Jisung's pov
~
Saat akşam sekize yaklaşıyordu. Chan ile anlaştıktan sonra bir sahil kenarına gitmeye karar vermiştik. Arabada yolculuk sessiz geçmişti. Sahil kenarına vardığımızda bugün hafta içi olduğu için pek kalabalık olmadığını gördük. Bankların neredeyse hepsi boştu.Arabadan inip tam denizin karşısında kalan bir banka yürümeye başlamıştık. Hafif hafif esen rüzgar özensiz şekillendirdiğim saçlarımı daha da bozuyordu. Ama hoş,bu bozulma bana iyi geliyordu. Başka bir şeyi bozsa da içimdeki ruha iyi geliyordu.
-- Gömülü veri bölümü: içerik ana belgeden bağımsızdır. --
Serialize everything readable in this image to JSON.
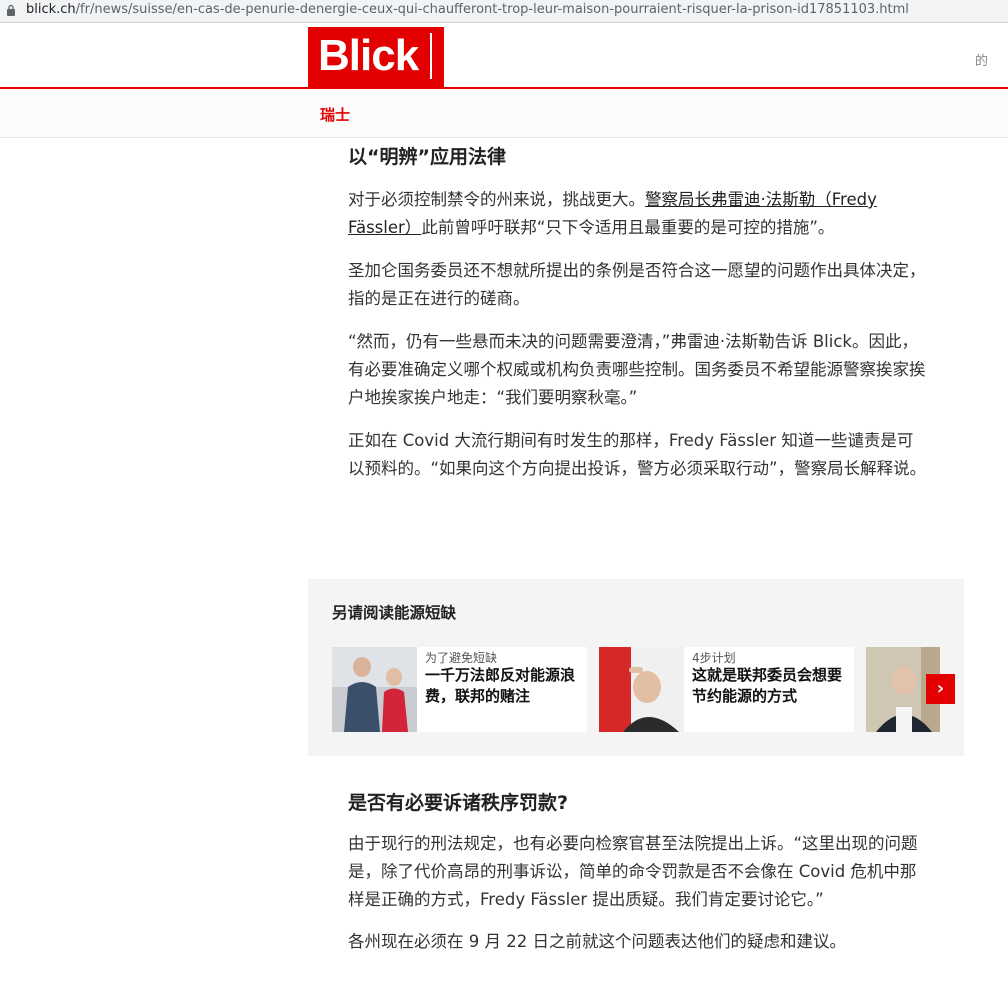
{
  "browser": {
    "url_host": "blick.ch",
    "url_path": "/fr/news/suisse/en-cas-de-penurie-denergie-ceux-qui-chaufferont-trop-leur-maison-pourraient-risquer-la-prison-id17851103.html"
  },
  "header": {
    "logo_text": "Blick",
    "right_text": "的",
    "brand_color": "#e20000"
  },
  "section": {
    "label": "瑞士"
  },
  "article": {
    "heading1": "以“明辨”应用法律",
    "p1_pre": "对于必须控制禁令的州来说，挑战更大。",
    "p1_link": "警察局长弗雷迪·法斯勒（Fredy Fässler）",
    "p1_post": "此前曾呼吁联邦“只下令适用且最重要的是可控的措施”。",
    "p2": "圣加仑国务委员还不想就所提出的条例是否符合这一愿望的问题作出具体决定，指的是正在进行的磋商。",
    "p3": "“然而，仍有一些悬而未决的问题需要澄清，”弗雷迪·法斯勒告诉 Blick。因此，有必要准确定义哪个权威或机构负责哪些控制。国务委员不希望能源警察挨家挨户地挨家挨户地走：“我们要明察秋毫。”",
    "p4": "正如在 Covid 大流行期间有时发生的那样，Fredy Fässler 知道一些谴责是可以预料的。“如果向这个方向提出投诉，警方必须采取行动”，警察局长解释说。",
    "heading2": "是否有必要诉诸秩序罚款?",
    "p5": "由于现行的刑法规定，也有必要向检察官甚至法院提出上诉。“这里出现的问题是，除了代价高昂的刑事诉讼，简单的命令罚款是否不会像在 Covid 危机中那样是正确的方式，Fredy Fässler 提出质疑。我们肯定要讨论它。”",
    "p6": "各州现在必须在 9 月 22 日之前就这个问题表达他们的疑虑和建议。"
  },
  "related": {
    "title": "另请阅读能源短缺",
    "cards": [
      {
        "kicker": "为了避免短缺",
        "headline": "一千万法郎反对能源浪费，联邦的赌注"
      },
      {
        "kicker": "4步计划",
        "headline": "这就是联邦委员会想要节约能源的方式"
      },
      {
        "kicker": "",
        "headline": ""
      }
    ],
    "next_icon": "chevron-right-icon"
  }
}
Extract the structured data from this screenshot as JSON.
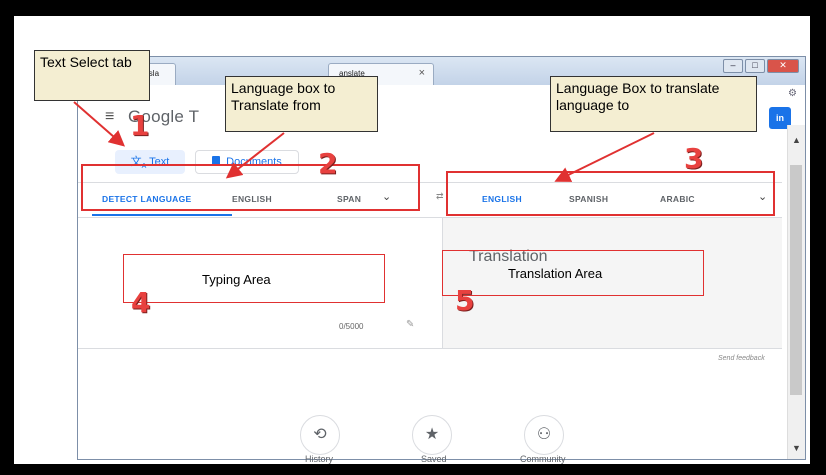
{
  "browser": {
    "tabs": [
      {
        "title": "https://transla"
      },
      {
        "title": "anslate"
      }
    ],
    "controls": {
      "minimize": "–",
      "maximize": "□",
      "close": "✕",
      "tab_close": "×"
    }
  },
  "page": {
    "menu_icon": "menu-icon",
    "logo": "Google T",
    "signin_label": "in",
    "mode_tabs": {
      "text": "Text",
      "documents": "Documents"
    },
    "source_languages": [
      "DETECT LANGUAGE",
      "ENGLISH",
      "SPAN"
    ],
    "target_languages": [
      "ENGLISH",
      "SPANISH",
      "ARABIC"
    ],
    "translation_placeholder": "Translation",
    "char_counter": "0/5000",
    "feedback": "Send feedback",
    "bottom_actions": [
      {
        "label": "History",
        "icon": "history-icon"
      },
      {
        "label": "Saved",
        "icon": "star-icon"
      },
      {
        "label": "Community",
        "icon": "community-icon"
      }
    ]
  },
  "annotations": {
    "text_select_tab": "Text Select tab",
    "language_from": "Language box to Translate from",
    "language_to": "Language Box to translate language to",
    "typing_area": "Typing Area",
    "translation_area": "Translation Area",
    "numbers": [
      "1",
      "2",
      "3",
      "4",
      "5"
    ]
  },
  "colors": {
    "accent": "#1a73e8",
    "annotation_red": "#e03131",
    "note_bg": "#f4eed2"
  }
}
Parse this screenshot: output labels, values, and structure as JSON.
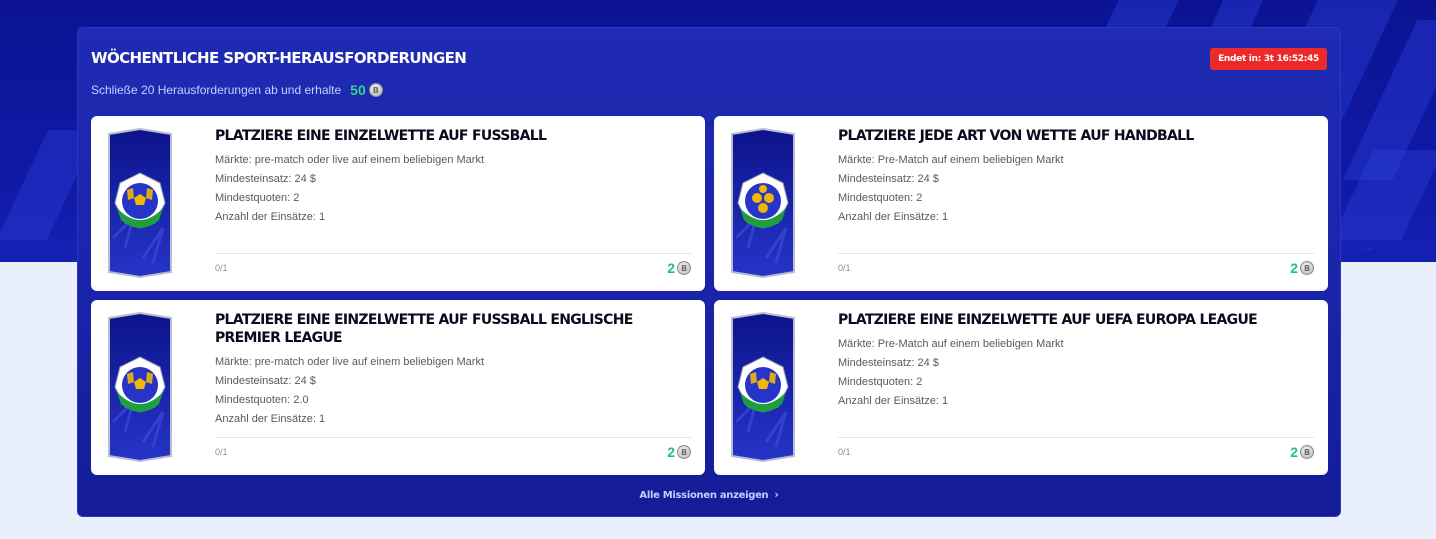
{
  "panel": {
    "title": "Wöchentliche Sport-Herausforderungen",
    "subtitle": "Schließe 20 Herausforderungen ab und erhalte",
    "reward": "50",
    "coin_symbol": "B",
    "timer": "Endet in: 3t 16:52:45"
  },
  "cards": [
    {
      "title": "Platziere eine Einzelwette auf Fussball",
      "lines": [
        "Märkte:  pre-match oder live auf einem beliebigen Markt",
        "Mindesteinsatz: 24 $",
        "Mindestquoten: 2",
        "Anzahl der Einsätze: 1"
      ],
      "progress": "0/1",
      "reward": "2",
      "coin_symbol": "B",
      "icon": "soccer-ball-icon"
    },
    {
      "title": "Platziere jede Art von Wette auf Handball",
      "lines": [
        "Märkte:  Pre-Match auf einem beliebigen Markt",
        "Mindesteinsatz: 24 $",
        "Mindestquoten: 2",
        "Anzahl der Einsätze: 1"
      ],
      "progress": "0/1",
      "reward": "2",
      "coin_symbol": "B",
      "icon": "handball-icon"
    },
    {
      "title": "Platziere eine Einzelwette auf Fussball Englische Premier League",
      "lines": [
        "Märkte:  pre-match oder live auf einem beliebigen Markt",
        "Mindesteinsatz: 24 $",
        "Mindestquoten: 2.0",
        "Anzahl der Einsätze: 1"
      ],
      "progress": "0/1",
      "reward": "2",
      "coin_symbol": "B",
      "icon": "soccer-ball-icon"
    },
    {
      "title": "Platziere eine Einzelwette auf UEFA Europa League",
      "lines": [
        "Märkte:  Pre-Match auf einem beliebigen Markt",
        "Mindesteinsatz: 24 $",
        "Mindestquoten: 2",
        "Anzahl der Einsätze: 1"
      ],
      "progress": "0/1",
      "reward": "2",
      "coin_symbol": "B",
      "icon": "soccer-ball-icon"
    }
  ],
  "footer": {
    "show_all_label": "Alle Missionen anzeigen",
    "chevron": "›"
  },
  "colors": {
    "panel_bg": "#1a24a8",
    "timer_bg": "#ec2a2a",
    "reward_green": "#1ec27a",
    "badge_green": "#1f9e3f",
    "badge_yellow": "#f2b705"
  }
}
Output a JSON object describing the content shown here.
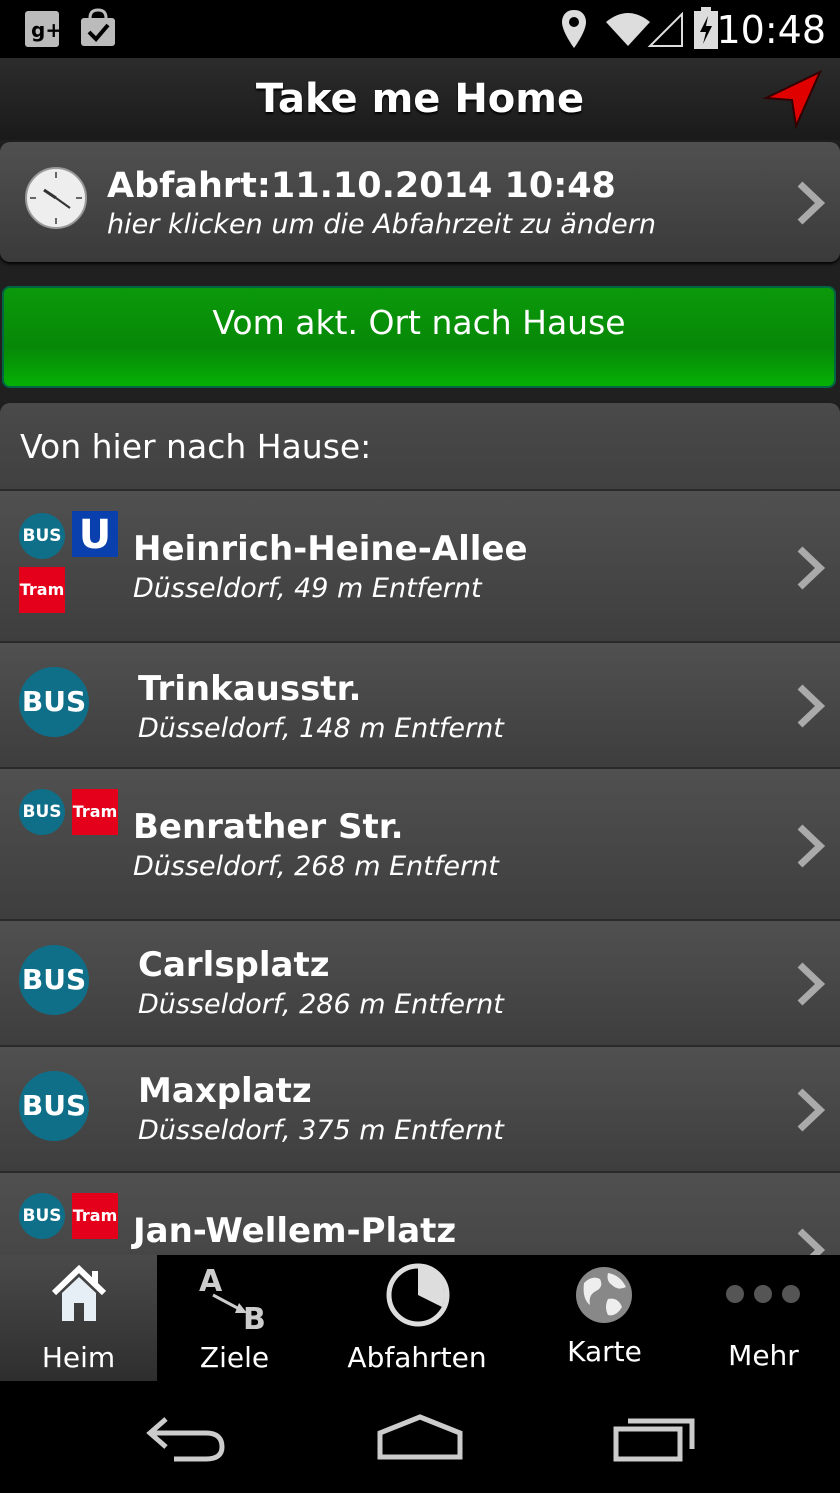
{
  "status_bar": {
    "time": "10:48"
  },
  "app_bar": {
    "title": "Take me Home"
  },
  "departure": {
    "title": "Abfahrt:11.10.2014 10:48",
    "subtitle": "hier klicken um die Abfahrzeit zu ändern"
  },
  "home_button": {
    "label": "Vom akt. Ort nach Hause"
  },
  "list": {
    "header": "Von hier nach Hause:",
    "badges": {
      "bus": "BUS",
      "tram": "Tram",
      "ubahn": "U"
    },
    "stops": [
      {
        "name": "Heinrich-Heine-Allee",
        "detail": "Düsseldorf, 49 m Entfernt"
      },
      {
        "name": "Trinkausstr.",
        "detail": "Düsseldorf, 148 m Entfernt"
      },
      {
        "name": "Benrather Str.",
        "detail": "Düsseldorf, 268 m Entfernt"
      },
      {
        "name": "Carlsplatz",
        "detail": "Düsseldorf, 286 m Entfernt"
      },
      {
        "name": "Maxplatz",
        "detail": "Düsseldorf, 375 m Entfernt"
      },
      {
        "name": "Jan-Wellem-Platz",
        "detail": ""
      }
    ]
  },
  "tabs": [
    {
      "label": "Heim",
      "icon": "home-icon"
    },
    {
      "label": "Ziele",
      "icon": "a-to-b-icon"
    },
    {
      "label": "Abfahrten",
      "icon": "pie-clock-icon"
    },
    {
      "label": "Karte",
      "icon": "globe-icon"
    },
    {
      "label": "Mehr",
      "icon": "more-dots-icon"
    }
  ],
  "ab_icon_letters": {
    "a": "A",
    "b": "B"
  },
  "colors": {
    "accent_green": "#078807",
    "bus_teal": "#0f6f88",
    "tram_red": "#e4001b",
    "ubahn_blue": "#0a3fae",
    "nav_arrow": "#e00000"
  }
}
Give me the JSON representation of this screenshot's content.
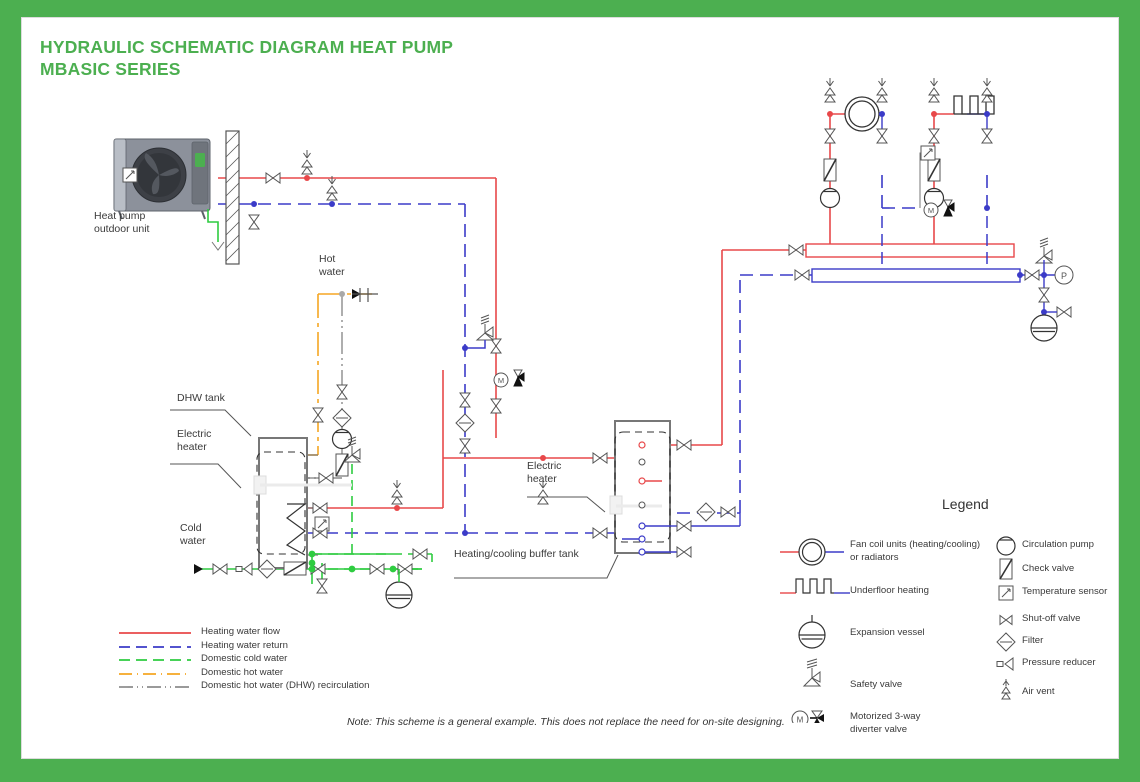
{
  "page": {
    "title": "HYDRAULIC SCHEMATIC DIAGRAM HEAT PUMP\nMBASIC SERIES",
    "border_color": "#4CAF50",
    "background": "#ffffff",
    "note": "Note: This scheme is a general example. This does not replace the need for on-site designing."
  },
  "colors": {
    "heating_flow": "#e8484a",
    "heating_return": "#3b3bc8",
    "cold_water": "#2ecc40",
    "hot_water": "#f5a623",
    "dhw_recirc": "#8c8c8c",
    "outline": "#555555",
    "title": "#4CAF50",
    "text": "#3a3a3a"
  },
  "labels": {
    "heat_pump": "Heat pump\noutdoor unit",
    "hot_water": "Hot\nwater",
    "dhw_tank": "DHW tank",
    "electric_heater_dhw": "Electric\nheater",
    "cold_water": "Cold\nwater",
    "electric_heater_buffer": "Electric\nheater",
    "buffer_tank": "Heating/cooling buffer tank"
  },
  "line_legend": {
    "items": [
      {
        "label": "Heating water flow",
        "color": "#e8484a",
        "style": "solid"
      },
      {
        "label": "Heating water return",
        "color": "#3b3bc8",
        "style": "dashed"
      },
      {
        "label": "Domestic cold water",
        "color": "#2ecc40",
        "style": "dashed"
      },
      {
        "label": "Domestic hot water",
        "color": "#f5a623",
        "style": "dashdot"
      },
      {
        "label": "Domestic hot water (DHW) recirculation",
        "color": "#8c8c8c",
        "style": "dashdotdot"
      }
    ]
  },
  "legend": {
    "title": "Legend",
    "column_left": [
      {
        "icon": "fan-coil-icon",
        "label": "Fan coil units (heating/cooling)\nor radiators"
      },
      {
        "icon": "underfloor-icon",
        "label": "Underfloor heating"
      },
      {
        "icon": "expansion-vessel-icon",
        "label": "Expansion vessel"
      },
      {
        "icon": "safety-valve-icon",
        "label": "Safety valve"
      },
      {
        "icon": "motorized-3way-icon",
        "label": "Motorized 3-way\ndiverter valve"
      }
    ],
    "column_right": [
      {
        "icon": "circulation-pump-icon",
        "label": "Circulation pump"
      },
      {
        "icon": "check-valve-icon",
        "label": "Check valve"
      },
      {
        "icon": "temperature-sensor-icon",
        "label": "Temperature sensor"
      },
      {
        "icon": "shutoff-valve-icon",
        "label": "Shut-off valve"
      },
      {
        "icon": "filter-icon",
        "label": "Filter"
      },
      {
        "icon": "pressure-reducer-icon",
        "label": "Pressure reducer"
      },
      {
        "icon": "air-vent-icon",
        "label": "Air vent"
      }
    ]
  },
  "components": {
    "heat_pump_outdoor_unit": "heat-pump-outdoor-unit",
    "wall": "building-wall",
    "dhw_tank": "dhw-tank",
    "buffer_tank": "heating-cooling-buffer-tank",
    "fan_coil": "fan-coil-unit",
    "underfloor_heating": "underfloor-heating-coil",
    "manifold_flow": "manifold-supply",
    "manifold_return": "manifold-return",
    "expansion_vessel_heating": "expansion-vessel-heating",
    "expansion_vessel_dhw": "expansion-vessel-dhw",
    "pressure_gauge": "pressure-gauge-P"
  }
}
Oturduğumuz bank büyük bir ağacın altında kalıyordu. Zaten batmaya yakın güneş tam karşımızdaydı. Gölgelik bir yerde kalmamız havayı biraz daha serinleştirirken giydiğim oversize hırkanın fermuarını kapattım ve boş gözlerle denizi izlemeye devam ettim. Chan da aynısını yapıyordu. Konuşmuyorduk ikimizde.
Böyle böyle yarım saate yakın geçmişti. Güneş batmıştı.
Ben denizi izlemeye devam ederken Chan bu sefer telefonuyla uğraşmaya başlamıştı. Çok geçmeden telefonunu bıraktı ve yutkundu. Gözlerimi ona çevirdim. "Bir sorun mu var?"
Hayır dercesine hızla başını salladı. Kaşlarımı çattım hafifçe. Bozuntuya vermeden tekrar başımı denize çevirecektim ki karşıdan gelen beden gözlerimi onda tutmama sebep oldu. Elleri uzun,deri ve siyah trençkotunun cebindeydi. Yavaş ama kendinden emin adımlarla geliyordu.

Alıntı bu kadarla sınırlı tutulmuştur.